As with most studies involving surveys, an ascertainment or non-response bias may be affecting our results. There were no respondents working in a private hospital and no respondents from about six provinces; this may have an impact on the accuracy of our results. However, the goal of our study is not to develop a guideline about hemodynamic monitoring and management in high risk surgery, but to evaluate and report the current intraoperative hemodynamic management practice in patients undergoing high risk surgery in China.

CONCLUSION

We surveyed 265 anesthesiology departments and received answers from 210 departments from 28 provinces in China. The results show that most of anesthesiologists still rely on traditional hemodynamic monitoring and clinical judgement in the management of high-risk surgery patients in China. New methods of monitoring, despite recently published data validating their potential effect on morbidity and mortality, is not in widespread use. However, these parameters which can be obtained easily through minimally invasive devices are not readily available and therefore rarely used in the clinical management. Additionally, the cost of these devices may be a burden for the implementation of Goal Directed Therapy concepts in China and the lack of education on how to use the devices may add an additional barrier to their effective use.
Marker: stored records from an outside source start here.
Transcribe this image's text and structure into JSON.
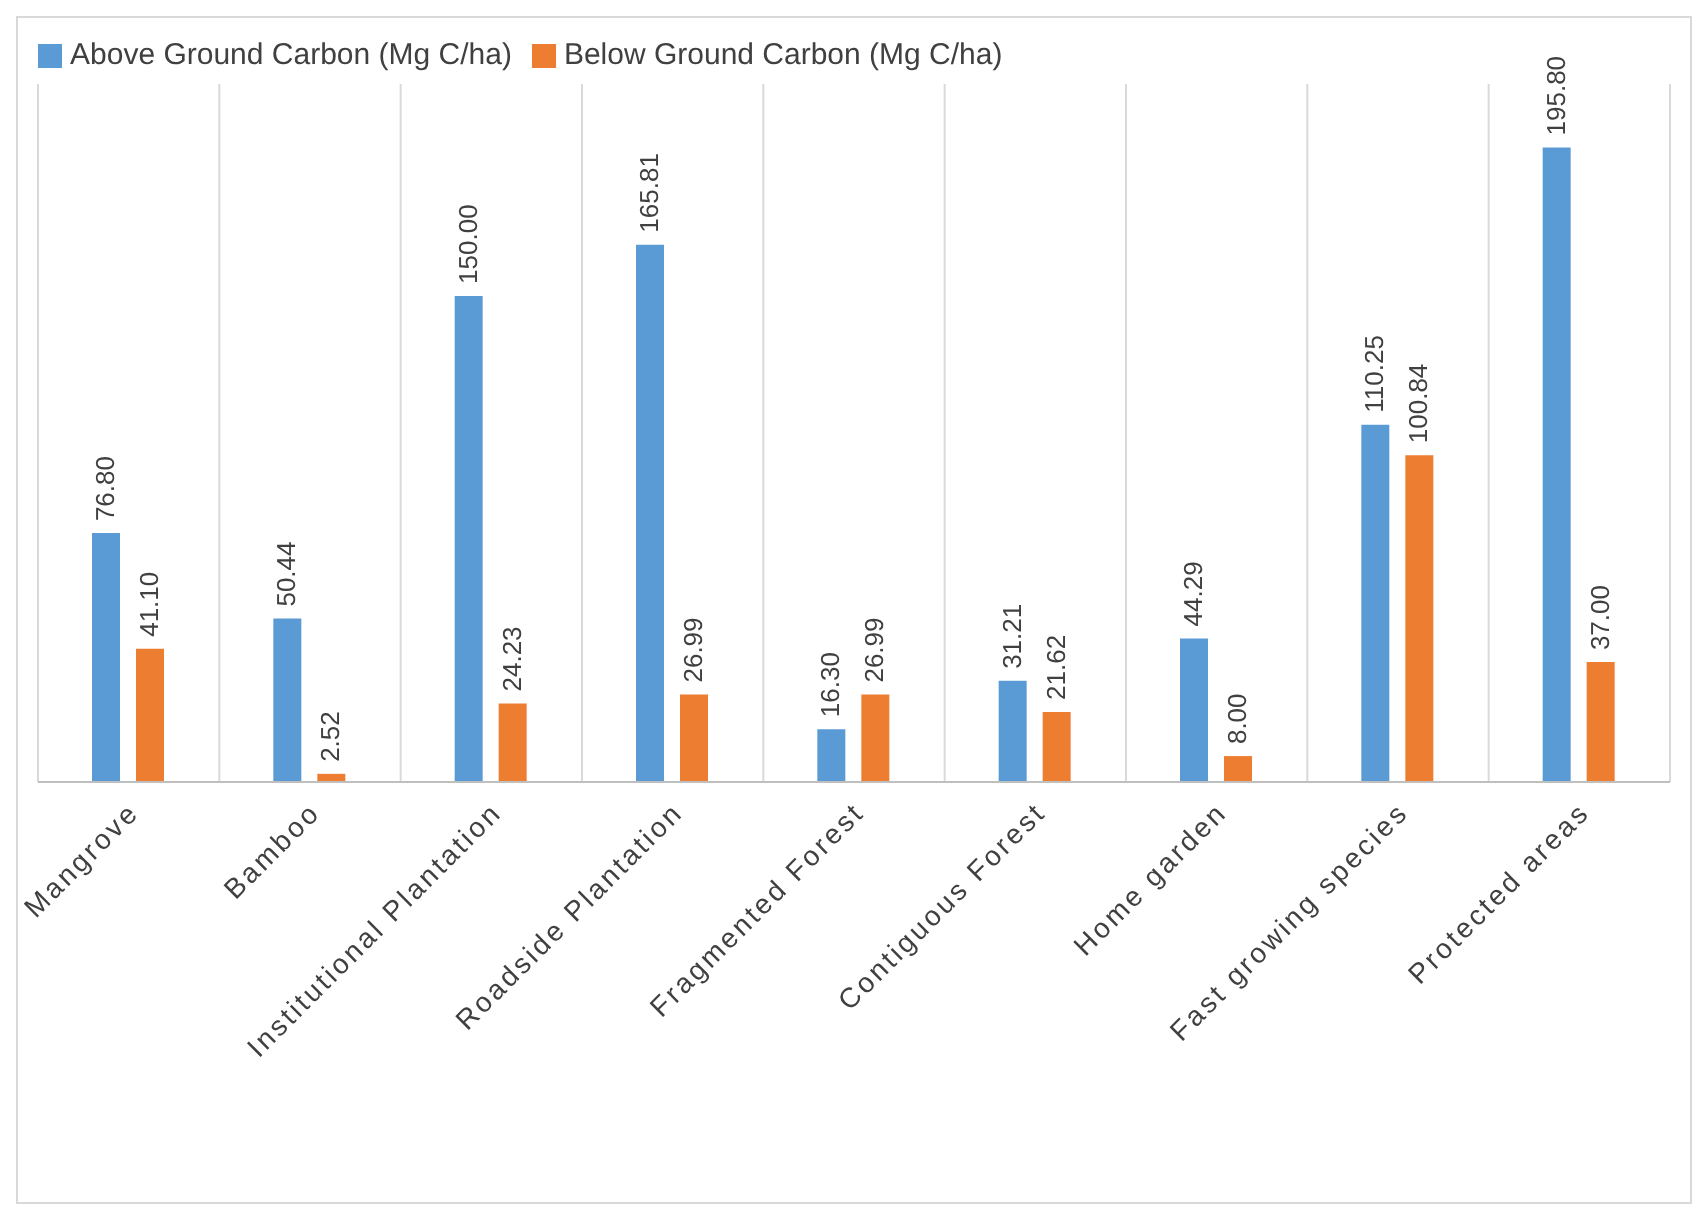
{
  "chart_data": {
    "type": "bar",
    "categories": [
      "Mangrove",
      "Bamboo",
      "Institutional Plantation",
      "Roadside Plantation",
      "Fragmented Forest",
      "Contiguous Forest",
      "Home garden",
      "Fast growing species",
      "Protected areas"
    ],
    "series": [
      {
        "name": "Above Ground Carbon (Mg C/ha)",
        "color": "#5b9bd5",
        "values": [
          76.8,
          50.44,
          150.0,
          165.81,
          16.3,
          31.21,
          44.29,
          110.25,
          195.8
        ],
        "value_labels": [
          "76.80",
          "50.44",
          "150.00",
          "165.81",
          "16.30",
          "31.21",
          "44.29",
          "110.25",
          "195.80"
        ]
      },
      {
        "name": "Below Ground Carbon (Mg C/ha)",
        "color": "#ed7d31",
        "values": [
          41.1,
          2.52,
          24.23,
          26.99,
          26.99,
          21.62,
          8.0,
          100.84,
          37.0
        ],
        "value_labels": [
          "41.10",
          "2.52",
          "24.23",
          "26.99",
          "26.99",
          "21.62",
          "8.00",
          "100.84",
          "37.00"
        ]
      }
    ],
    "grid": "x",
    "legend": "top left"
  }
}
Overall, there is a definite need for improving access to these new technologies as well as an opportunity to create guidelines and education for hemodynamic optimization.

CONFLICT OF INTEREST

Maxime Cannesson is a consultant for Edwards Lifesciences (Irvine, CA, USA), Covidien (Boulder, CO, USA), Masimo Corp. (Irvine, CA, USA), ConMed (Irvine, CA, USA), Philips Medical System (Suresnes, France), and Fresenius Kabi (Sèvres, France). Guo Chen, Yunxia Zuo and Lei Yang have no conflict of interest.